Gavin White’s brilliant performanc­e was rewarded with a late point, with Barry John Keane also coming in off the bench to add a score. There were other goal chances too from Clifford and Peter Crowley - O’Shea had hit the crossbar in the first half too - but it mattered little in the end as Shane Murphy became the latest Dr Crokes club man to collect the Munster Cup.

CORK: Mark White, Sam Ryan, Jamie O’Sullivan 1-0, Kevin Flahive, Kevin Crowley, Stephen Cronin, Tomás Clancy, Aidan Walsh, Ian Maguire, Kevin O’Driscoll, Sean White, Ruairi Deane, John O’Rourke, Mark Collins 1-1, Luke Connolly 0-2 (1f).

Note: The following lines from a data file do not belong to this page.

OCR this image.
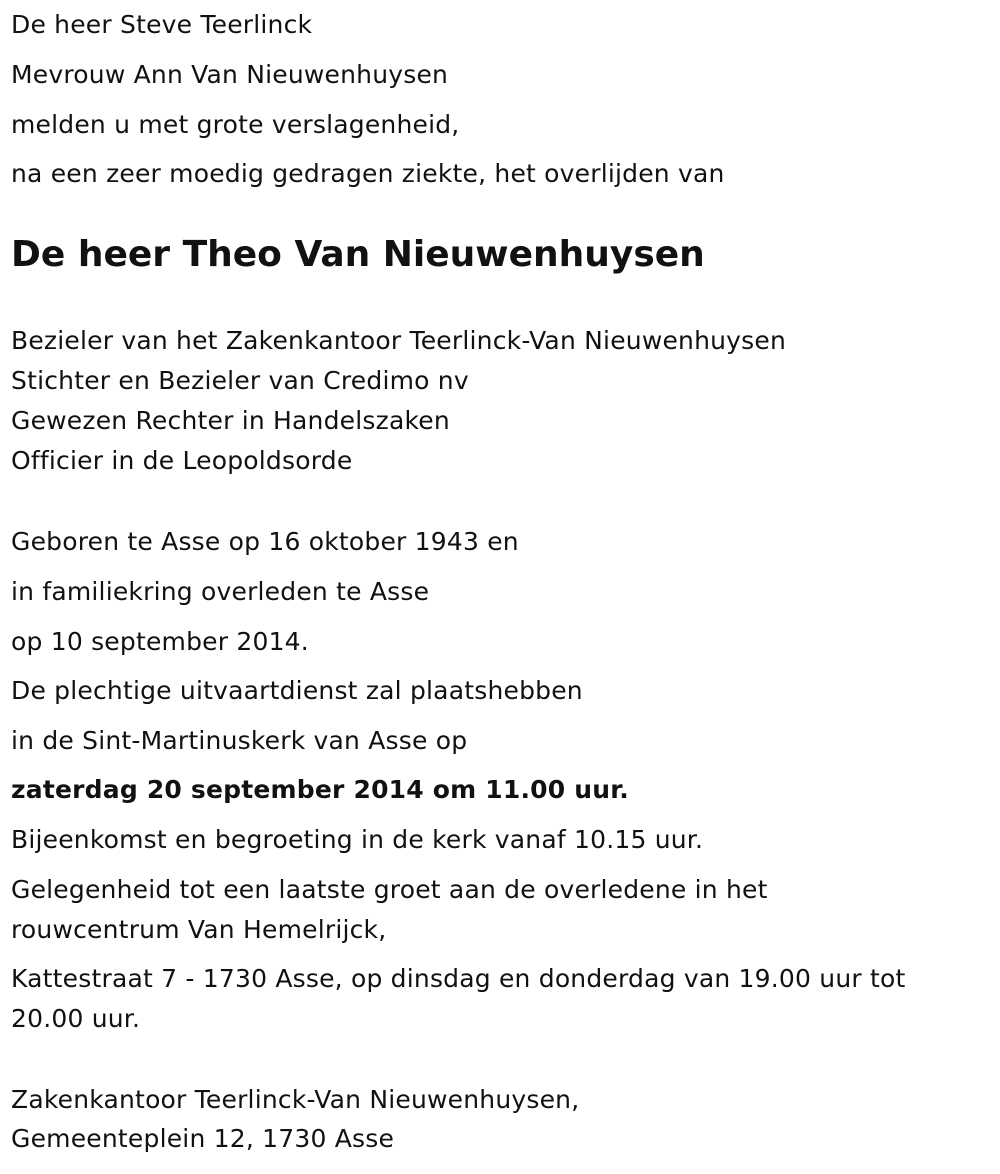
De heer Steve Teerlinck
Mevrouw Ann Van Nieuwenhuysen
melden u met grote verslagenheid,
na een zeer moedig gedragen ziekte, het overlijden van
De heer Theo Van Nieuwenhuysen
Bezieler van het Zakenkantoor Teerlinck-Van Nieuwenhuysen
Stichter en Bezieler van Credimo nv
Gewezen Rechter in Handelszaken
Officier in de Leopoldsorde
Geboren te Asse op 16 oktober 1943 en
in familiekring overleden te Asse
op 10 september 2014.
De plechtige uitvaartdienst zal plaatshebben
in de Sint-Martinuskerk van Asse op
zaterdag 20 september 2014 om 11.00 uur.
Bijeenkomst en begroeting in de kerk vanaf 10.15 uur.
Gelegenheid tot een laatste groet aan de overledene in het
rouwcentrum Van Hemelrijck,
Kattestraat 7 - 1730 Asse, op dinsdag en donderdag van 19.00 uur tot
20.00 uur.
Zakenkantoor Teerlinck-Van Nieuwenhuysen,
Gemeenteplein 12, 1730 Asse
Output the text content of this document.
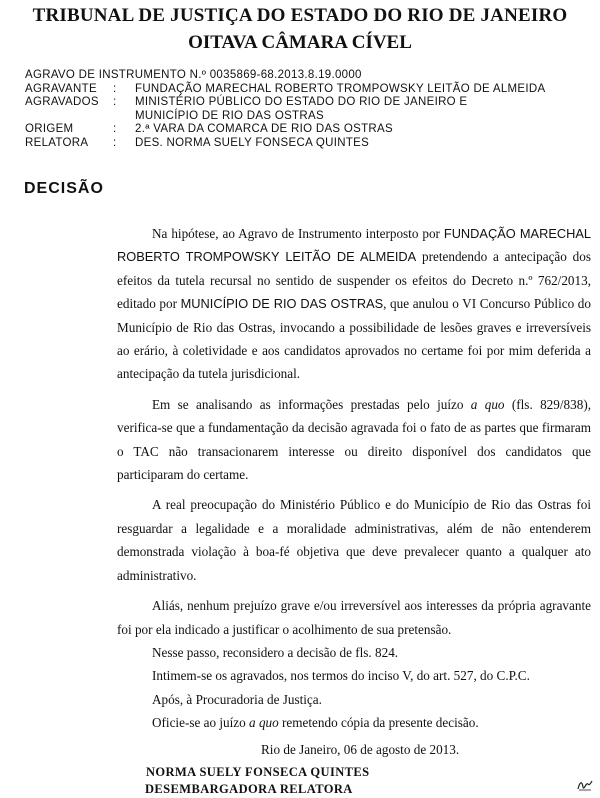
TRIBUNAL DE JUSTIÇA DO ESTADO DO RIO DE JANEIRO
OITAVA CÂMARA CÍVEL
AGRAVO DE INSTRUMENTO N.º 0035869-68.2013.8.19.0000
AGRAVANTE	:	FUNDAÇÃO MARECHAL ROBERTO TROMPOWSKY LEITÃO DE ALMEIDA
AGRAVADOS	:	MINISTÉRIO PÚBLICO DO ESTADO DO RIO DE JANEIRO E
MUNICÍPIO DE RIO DAS OSTRAS
ORIGEM	:	2.ª VARA DA COMARCA DE RIO DAS OSTRAS
RELATORA	:	DES. NORMA SUELY FONSECA QUINTES
DECISÃO

Na hipótese, ao Agravo de Instrumento interposto por FUNDAÇÃO MARECHAL ROBERTO TROMPOWSKY LEITÃO DE ALMEIDA pretendendo a antecipação dos efeitos da tutela recursal no sentido de suspender os efeitos do Decreto n.º 762/2013, editado por MUNICÍPIO DE RIO DAS OSTRAS, que anulou o VI Concurso Público do Município de Rio das Ostras, invocando a possibilidade de lesões graves e irreversíveis ao erário, à coletividade e aos candidatos aprovados no certame foi por mim deferida a antecipação da tutela jurisdicional.

Em se analisando as informações prestadas pelo juízo a quo (fls. 829/838), verifica-se que a fundamentação da decisão agravada foi o fato de as partes que firmaram o TAC não transacionarem interesse ou direito disponível dos candidatos que participaram do certame.

A real preocupação do Ministério Público e do Município de Rio das Ostras foi resguardar a legalidade e a moralidade administrativas, além de não entenderem demonstrada violação à boa-fé objetiva que deve prevalecer quanto a qualquer ato administrativo.

Aliás, nenhum prejuízo grave e/ou irreversível aos interesses da própria agravante foi por ela indicado a justificar o acolhimento de sua pretensão.

Nesse passo, reconsidero a decisão de fls. 824.

Intimem-se os agravados, nos termos do inciso V, do art. 527, do C.P.C.

Após, à Procuradoria de Justiça.

Oficie-se ao juízo a quo remetendo cópia da presente decisão.

Rio de Janeiro, 06 de agosto de 2013.
NORMA SUELY FONSECA QUINTES
DESEMBARGADORA RELATORA
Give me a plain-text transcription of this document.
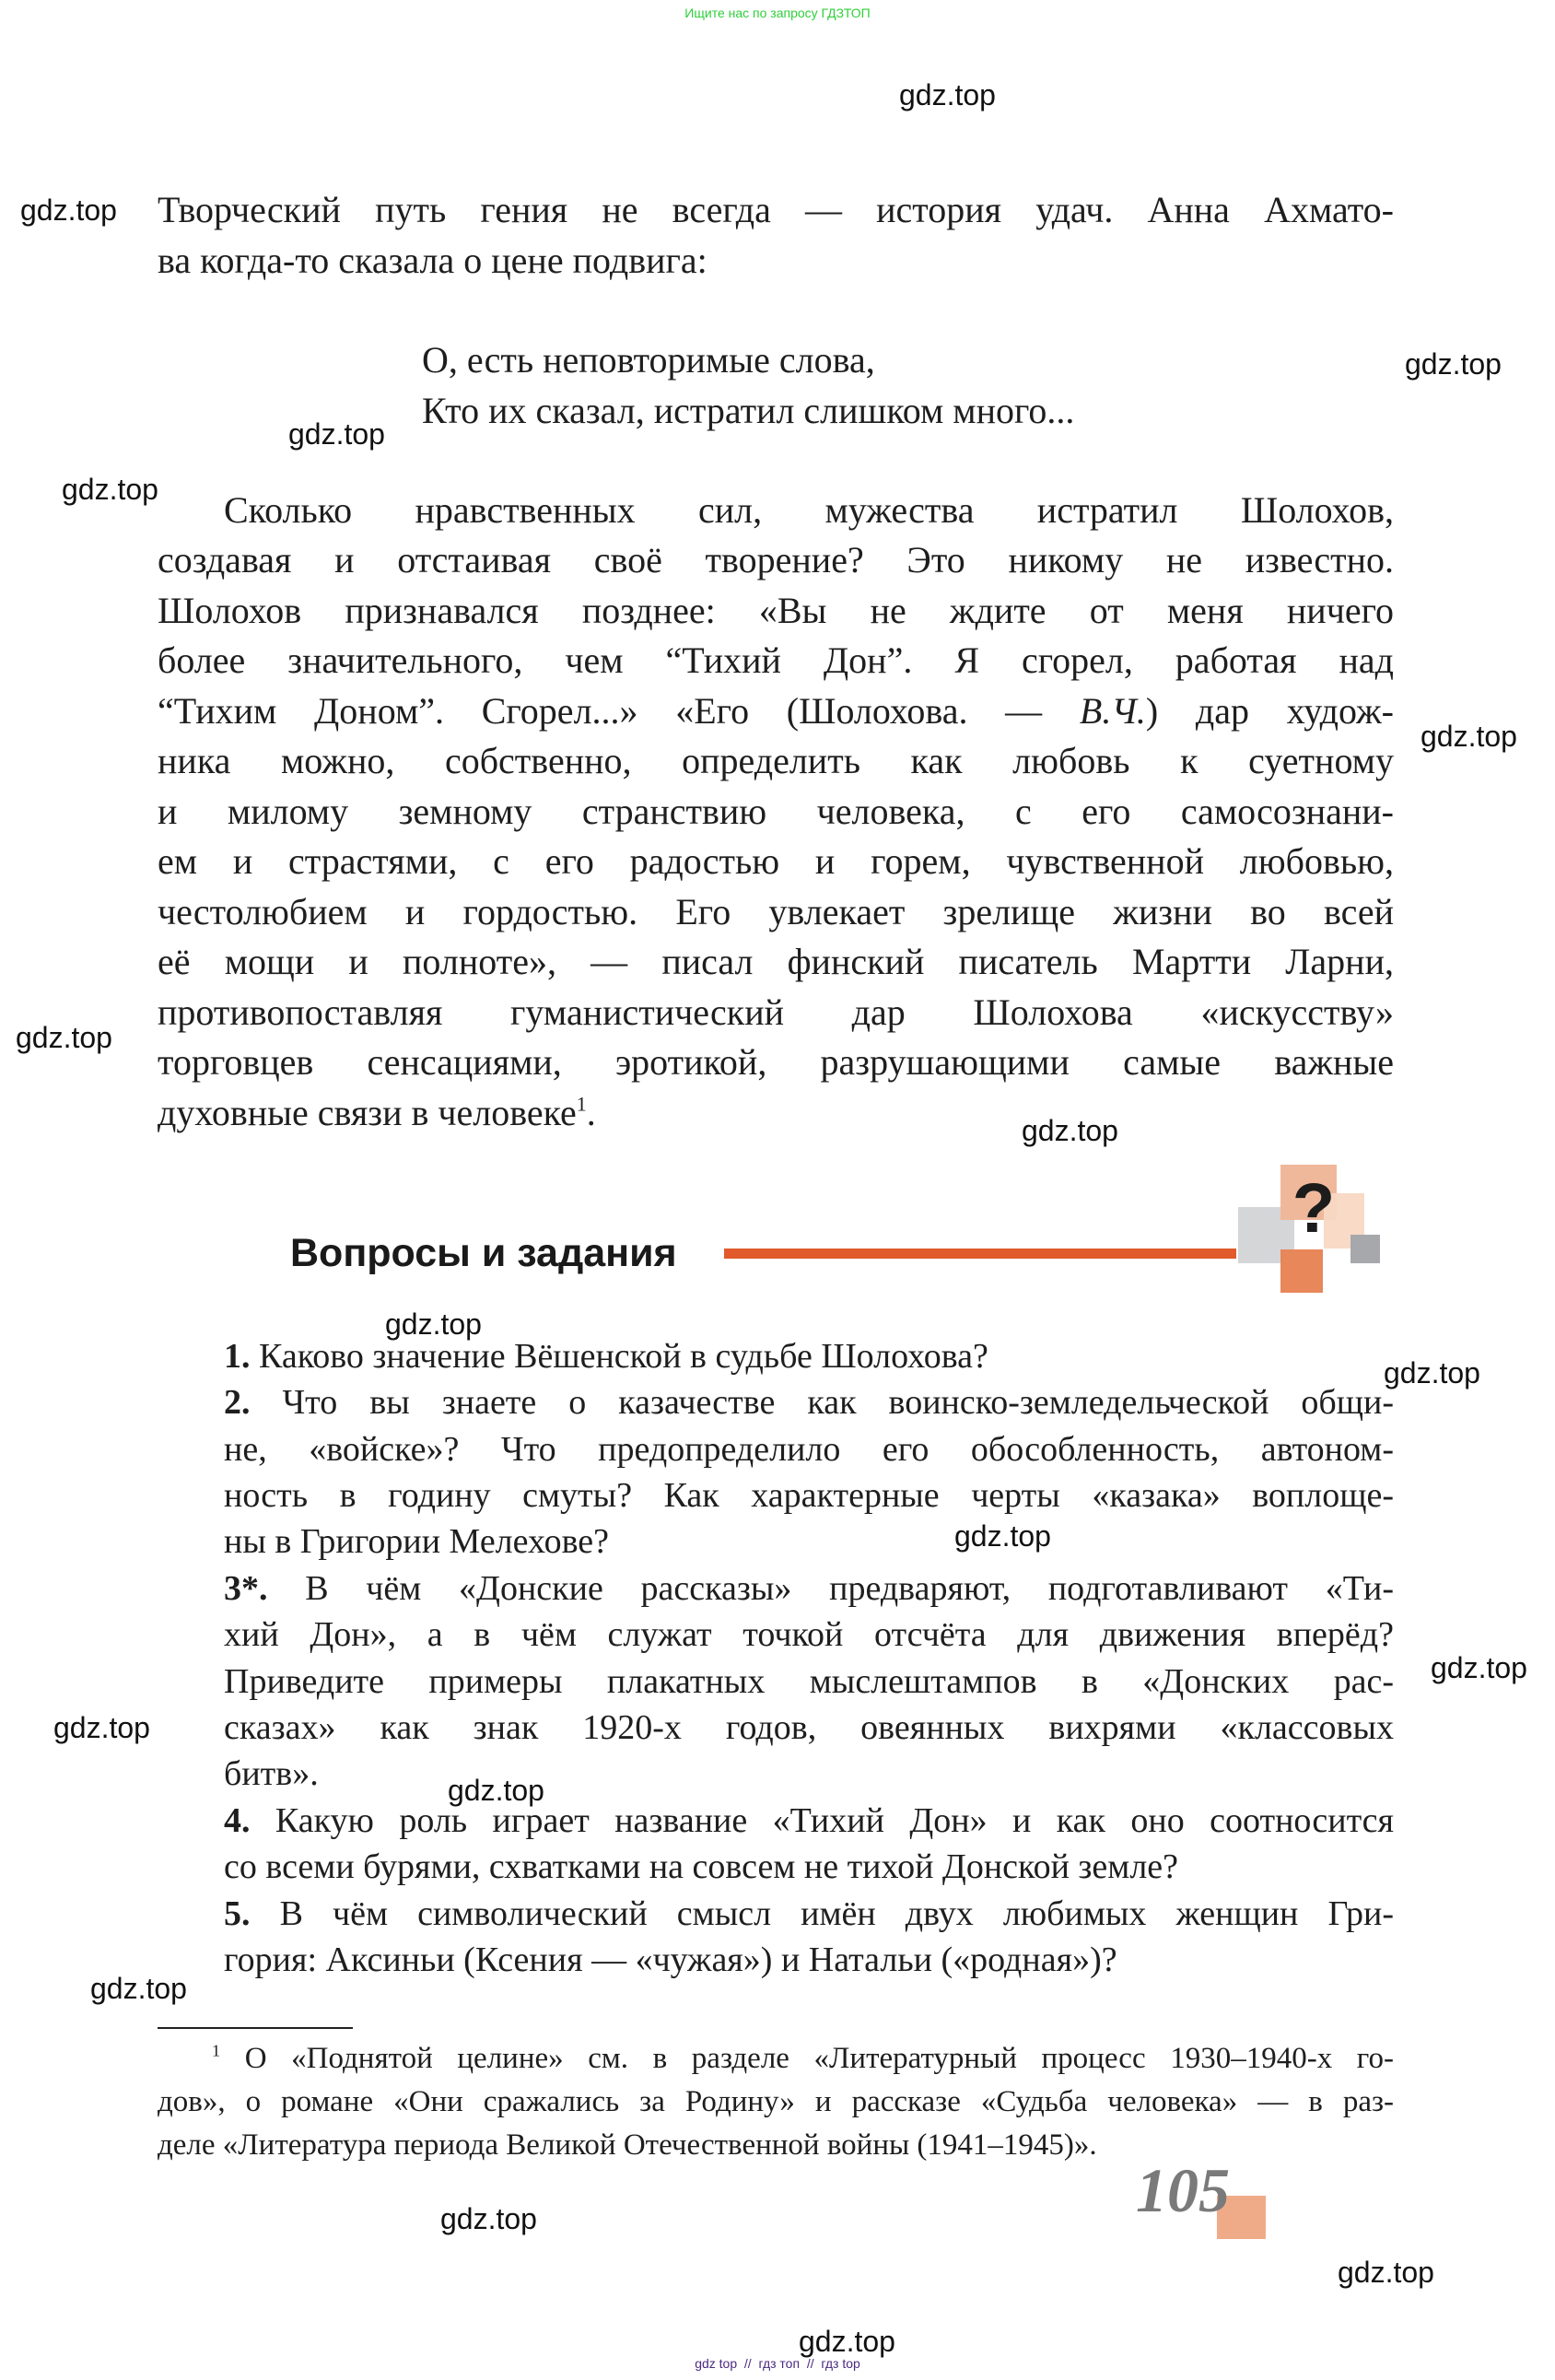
Ищите нас по запросу ГДЗТОП
gdz.top
gdz.top
gdz.top
gdz.top
gdz.top
gdz.top
gdz.top
gdz.top
gdz.top
gdz.top
gdz.top
gdz.top
gdz.top
gdz.top
gdz.top
gdz.top
gdz.top
gdz.top
Творческий путь гения не всегда — история удач. Анна Ахмато-
ва когда-то сказала о цене подвига:
О, есть неповторимые слова,
Кто их сказал, истратил слишком много...
Сколько нравственных сил, мужества истратил Шолохов,
создавая и отстаивая своё творение? Это никому не известно.
Шолохов признавался позднее: «Вы не ждите от меня ничего
более значительного, чем “Тихий Дон”. Я сгорел, работая над
“Тихим Доном”. Сгорел...» «Его (Шолохова. — В.Ч.) дар худож-
ника можно, собственно, определить как любовь к суетному
и милому земному странствию человека, с его самосознани-
ем и страстями, с его радостью и горем, чувственной любовью,
честолюбием и гордостью. Его увлекает зрелище жизни во всей
её мощи и полноте», — писал финский писатель Мартти Ларни,
противопоставляя гуманистический дар Шолохова «искусству»
торговцев сенсациями, эротикой, разрушающими самые важные
духовные связи в человеке$^1$.
Вопросы и задания
?
1. Каково значение Вёшенской в судьбе Шолохова?
2. Что вы знаете о казачестве как воинско-земледельческой общи-
не, «войске»? Что предопределило его обособленность, автоном-
ность в годину смуты? Как характерные черты «казака» воплоще-
ны в Григории Мелехове?
3*. В чём «Донские рассказы» предваряют, подготавливают «Ти-
хий Дон», а в чём служат точкой отсчёта для движения вперёд?
Приведите примеры плакатных мыслештампов в «Донских рас-
сказах» как знак 1920-х годов, овеянных вихрями «классовых
битв».
4. Какую роль играет название «Тихий Дон» и как оно соотносится
со всеми бурями, схватками на совсем не тихой Донской земле?
5. В чём символический смысл имён двух любимых женщин Гри-
гория: Аксиньи (Ксения — «чужая») и Натальи («родная»)?
$^1$ О «Поднятой целине» см. в разделе «Литературный процесс 1930–1940-х го-
дов», о романе «Они сражались за Родину» и рассказе «Судьба человека» — в раз-
деле «Литература периода Великой Отечественной войны (1941–1945)».
105
gdz top  //  гдз топ  //  гдз top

Subs: James Loughrey for S Ryan (b/c, 18), Paul Kerrigan for R Deane (b/c, 34), Peter Kelleher 0-1 for J O’Rourke (ht), Brian Hurley for K O’Driscoll (ht), Brian O’Driscoll for S Cronin (58), Colm O’Neill for A Walsh (59).

KERRY: Shane Murphy, Jason Foley, Peter Crowley, Brian Ó Beaglaoich, Paul Murphy 0-2, Tadhg Morley, Gavin White 0-1, David Moran, Jack Barry, Micheál Burns, Seán O’Shea 0-4 (1f, 2 ‘45’), Stephen O’Brien 1-0, David Clifford 0-2, Paul Geaney 2-5, James O’Donoghue 0-3 (1f). Subs: Kevin McCarthy for S O’Brien (b/c, 25), Darran O’Sullivan for M Burns (ht), Mark Griffin for J Foley (54), Kieran Donaghy for D Clifford (55), Barry John Keane 0-1 for J O’Donoghue (59), Killian Young for T Morley (64).